OV HELL DO WELL AS BLACK METAL’S VOLTRON ON THE UNDERWORLD REGIME
I suppose I distrust supergroups because it’s too easy. Throw a bunch of dudes in bands people like together and it should instantly equal something people like/something people will throw money down to hear. And while there are exceptions (Them Crooked Vultures, Shrinebuilder, Cream) to the eating-up-downtime/cash grab rule, it’s more often than not the standard (see: Damn Yankees, Chickenfoot, a library’s worth of other names). But occasionally bands fall right in the middle, where they’re not in it for breaking new ground but also aren’t in it to exploit listeners to get a new yacht (or a first yacht). And along with that comes a sense of nothing-to-lose, in that the bandmembers will have their more-successful day jobs when the project ends, so why not have a good time in the meanwhile? And this is the case for black metal dream team Ov Hell, which includes members of some of the most important bands in Norway. Jagged yet refined and mean but kind of fun, Ov Hell manage to sound pretty decent on their debut, The Underworld Regime. Not quite a classic but certainly more than a distraction, Ov Hell are some of black metal’s most essential dudes flexing their frostbitten muscle, and that’s certainly never a bad thing to hear.
This is, of course, if you can stomach the genre’s inherent cheesiness. Comprised of Dimmu Borgir vocalist Shagrath and King ov Hell of Gorgoroth (uh, the one that’s not legally allowed to exist anymore) acting as central composer along with session help from Enslaved’s Ice Dale, Teloch of 1349, and Satyricon/1349’s master sticksman Frost, there’s a lot of potential for top shelf black metal. It’s also a breeding ground for frosty silliness that would make even Immortal chuckle. And oh, it’s there: “forest” is one of the first words grumbled on the album; the intro to “Ghosting” (which… I didn’t know could be a verb) features prominent thunderstorm samples; the howling wolves at the beginning of “Perpetual Night” sound like they were swiped off a novelty sound effects record; the spiky battlewear-equipped/bullet belted bandmembers photoshopped onto a church with an upside-down burning cross at the alter… And then there’s “Post Modern Sadist,” which is a clusterfuck of black metal cliches. It opens with about a minute of whispers, noise, the sound of creaky old wooden doors opening, Gregorian chanting, and a girl sexily insisting that someone “fuck me with a crucifix.” Then the song kicks in — a fine mid-paced black metal stomp — with the opening couplet “I am my own holocaust/ Separated from the love of God.” Now, what ANY of this has to do with sadism or postmodernism — especially the latter, as I don’t get the sense that this is sadism with ironic detachment, nor sadism that’s self-aware… somehow — is completely lost on me.
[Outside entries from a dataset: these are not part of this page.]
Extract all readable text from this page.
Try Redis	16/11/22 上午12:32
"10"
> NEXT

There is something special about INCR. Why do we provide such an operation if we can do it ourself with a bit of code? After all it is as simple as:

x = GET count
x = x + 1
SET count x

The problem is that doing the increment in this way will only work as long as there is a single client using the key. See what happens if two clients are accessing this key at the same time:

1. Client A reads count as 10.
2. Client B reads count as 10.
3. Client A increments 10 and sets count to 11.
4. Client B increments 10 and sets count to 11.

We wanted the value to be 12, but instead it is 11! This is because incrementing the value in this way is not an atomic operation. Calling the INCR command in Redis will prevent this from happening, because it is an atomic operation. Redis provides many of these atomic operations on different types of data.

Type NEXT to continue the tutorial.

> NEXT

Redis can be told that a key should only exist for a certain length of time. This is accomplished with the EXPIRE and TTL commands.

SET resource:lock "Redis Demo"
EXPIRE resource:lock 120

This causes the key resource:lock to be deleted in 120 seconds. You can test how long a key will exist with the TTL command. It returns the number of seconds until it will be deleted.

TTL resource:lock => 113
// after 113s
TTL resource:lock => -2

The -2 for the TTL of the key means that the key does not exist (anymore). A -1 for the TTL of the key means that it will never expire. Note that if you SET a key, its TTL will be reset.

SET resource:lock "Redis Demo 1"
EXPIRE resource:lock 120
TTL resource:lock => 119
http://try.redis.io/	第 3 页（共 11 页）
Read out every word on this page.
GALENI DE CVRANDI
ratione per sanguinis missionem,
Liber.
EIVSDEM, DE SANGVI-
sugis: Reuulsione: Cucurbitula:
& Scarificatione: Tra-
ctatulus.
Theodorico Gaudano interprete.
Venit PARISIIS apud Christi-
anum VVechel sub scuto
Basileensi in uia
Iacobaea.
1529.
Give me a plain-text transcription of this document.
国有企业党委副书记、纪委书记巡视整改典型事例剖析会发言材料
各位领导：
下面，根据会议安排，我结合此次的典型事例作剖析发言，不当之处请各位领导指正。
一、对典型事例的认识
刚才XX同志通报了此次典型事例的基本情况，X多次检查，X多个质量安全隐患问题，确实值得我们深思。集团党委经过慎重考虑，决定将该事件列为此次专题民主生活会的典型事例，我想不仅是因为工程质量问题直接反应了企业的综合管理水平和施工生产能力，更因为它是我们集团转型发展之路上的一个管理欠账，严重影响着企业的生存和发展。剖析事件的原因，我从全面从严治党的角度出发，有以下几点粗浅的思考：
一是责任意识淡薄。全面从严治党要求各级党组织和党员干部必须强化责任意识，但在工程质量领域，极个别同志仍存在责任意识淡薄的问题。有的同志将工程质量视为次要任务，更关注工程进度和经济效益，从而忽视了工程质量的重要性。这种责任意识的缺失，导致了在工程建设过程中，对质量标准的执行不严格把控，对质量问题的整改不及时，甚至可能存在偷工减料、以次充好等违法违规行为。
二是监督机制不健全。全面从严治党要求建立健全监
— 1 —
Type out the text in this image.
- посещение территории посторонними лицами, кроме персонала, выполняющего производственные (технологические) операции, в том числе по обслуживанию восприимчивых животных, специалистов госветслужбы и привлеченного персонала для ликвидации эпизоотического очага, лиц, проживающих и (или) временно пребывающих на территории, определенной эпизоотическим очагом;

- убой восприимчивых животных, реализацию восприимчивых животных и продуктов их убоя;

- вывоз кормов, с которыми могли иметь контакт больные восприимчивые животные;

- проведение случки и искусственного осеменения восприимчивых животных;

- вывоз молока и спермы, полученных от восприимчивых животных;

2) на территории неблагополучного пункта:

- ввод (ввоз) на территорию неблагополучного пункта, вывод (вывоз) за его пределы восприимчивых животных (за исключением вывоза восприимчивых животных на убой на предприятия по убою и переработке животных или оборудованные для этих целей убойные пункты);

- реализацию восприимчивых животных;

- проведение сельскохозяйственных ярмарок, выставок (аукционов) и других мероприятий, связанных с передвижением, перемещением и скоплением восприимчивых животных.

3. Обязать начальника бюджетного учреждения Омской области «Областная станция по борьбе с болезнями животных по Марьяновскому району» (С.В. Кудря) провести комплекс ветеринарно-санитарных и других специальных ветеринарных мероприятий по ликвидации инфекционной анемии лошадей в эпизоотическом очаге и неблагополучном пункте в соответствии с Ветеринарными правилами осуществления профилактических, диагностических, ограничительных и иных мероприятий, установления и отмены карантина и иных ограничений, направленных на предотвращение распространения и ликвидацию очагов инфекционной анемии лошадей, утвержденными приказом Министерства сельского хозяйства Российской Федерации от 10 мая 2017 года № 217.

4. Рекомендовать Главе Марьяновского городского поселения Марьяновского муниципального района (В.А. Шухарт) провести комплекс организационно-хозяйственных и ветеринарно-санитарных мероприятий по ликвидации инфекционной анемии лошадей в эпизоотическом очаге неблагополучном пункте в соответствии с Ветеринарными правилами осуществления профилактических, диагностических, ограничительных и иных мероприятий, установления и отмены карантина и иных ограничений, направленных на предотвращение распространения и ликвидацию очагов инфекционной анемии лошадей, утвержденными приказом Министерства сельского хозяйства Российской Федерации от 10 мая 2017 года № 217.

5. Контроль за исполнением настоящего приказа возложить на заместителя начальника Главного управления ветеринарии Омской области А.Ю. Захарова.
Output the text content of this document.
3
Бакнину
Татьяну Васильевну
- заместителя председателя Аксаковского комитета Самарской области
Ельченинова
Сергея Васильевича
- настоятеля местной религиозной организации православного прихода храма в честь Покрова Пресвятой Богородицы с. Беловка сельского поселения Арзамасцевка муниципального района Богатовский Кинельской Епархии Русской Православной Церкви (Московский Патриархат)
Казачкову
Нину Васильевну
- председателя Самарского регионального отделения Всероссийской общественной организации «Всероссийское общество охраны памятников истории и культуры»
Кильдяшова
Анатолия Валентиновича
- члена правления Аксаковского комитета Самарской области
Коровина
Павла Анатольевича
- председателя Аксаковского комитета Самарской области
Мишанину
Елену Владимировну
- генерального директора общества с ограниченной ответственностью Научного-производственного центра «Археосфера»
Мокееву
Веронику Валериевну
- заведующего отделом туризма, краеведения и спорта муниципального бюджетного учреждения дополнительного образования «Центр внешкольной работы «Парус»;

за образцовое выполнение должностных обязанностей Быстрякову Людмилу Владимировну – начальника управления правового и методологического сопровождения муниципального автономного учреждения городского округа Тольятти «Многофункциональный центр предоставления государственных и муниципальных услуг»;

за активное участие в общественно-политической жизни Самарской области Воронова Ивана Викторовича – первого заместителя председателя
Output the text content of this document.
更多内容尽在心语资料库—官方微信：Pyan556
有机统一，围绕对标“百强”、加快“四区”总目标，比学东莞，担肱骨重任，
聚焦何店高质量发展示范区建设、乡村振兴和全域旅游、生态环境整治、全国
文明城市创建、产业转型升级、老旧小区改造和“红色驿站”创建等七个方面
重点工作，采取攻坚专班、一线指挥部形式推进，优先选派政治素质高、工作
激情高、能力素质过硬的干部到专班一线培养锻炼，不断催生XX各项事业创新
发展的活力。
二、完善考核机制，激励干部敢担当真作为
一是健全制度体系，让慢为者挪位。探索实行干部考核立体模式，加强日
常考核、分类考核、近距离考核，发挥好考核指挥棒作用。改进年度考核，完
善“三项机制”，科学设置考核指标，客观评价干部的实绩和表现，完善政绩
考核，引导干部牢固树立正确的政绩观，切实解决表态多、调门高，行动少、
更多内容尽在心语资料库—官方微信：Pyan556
It’s the sort of meaningless gibberish that black metallers spew forth in an attempt to sound edgy and/or profound. If there is an element to black metal that makes you roll your eyes, it’s hanging out on The Underworld Regime.
This would be an issue if the music around it didn’t kick so much fucking ass. With a group of dudes as impressive as this, all the great things about black metal are all but guaranteed to show up. And they do: the riffs are wall-to-wall excellent, Shagrath’s vocals — even despite the fact that I’m not particularly fond of Dimmu Borgir — are solid, and I’ll be damned if there’s a better drummer in black metal than Frost that’s not named Trym or Hellhammer (and even then, it’s a three-way tie). Ice Dale and Teloch even manage to throw in a spidery arpeggio every now and again to keep things from devolving into a haze of tremolo-picked minor chords. Yes, it’s cheesy, but like good power metal, it fully and unironically embraces it, transforming what most would make a groan-worthy affair into chest-beating awesomeness. And despite black metal’s penchant for raw production, The Underworld Regime is slick but appealing, sounding unabashedly stadium-sized and confident. All-in-all, it’s immensely listenable, abrasive enough to qualify as decent black metal but polished and well-constructed enough that listening to the album as a whole isn’t much of an endeavor. If recent release by Hiems and Valkyrja got you interested in black metal that’s fucking HEAVY, Ov Hell will also be right up your alley. They may not know what postmodernism is (or may but couldn’t make the connection to sadism that they would have liked), but they certainly know how to make great black metal more than most.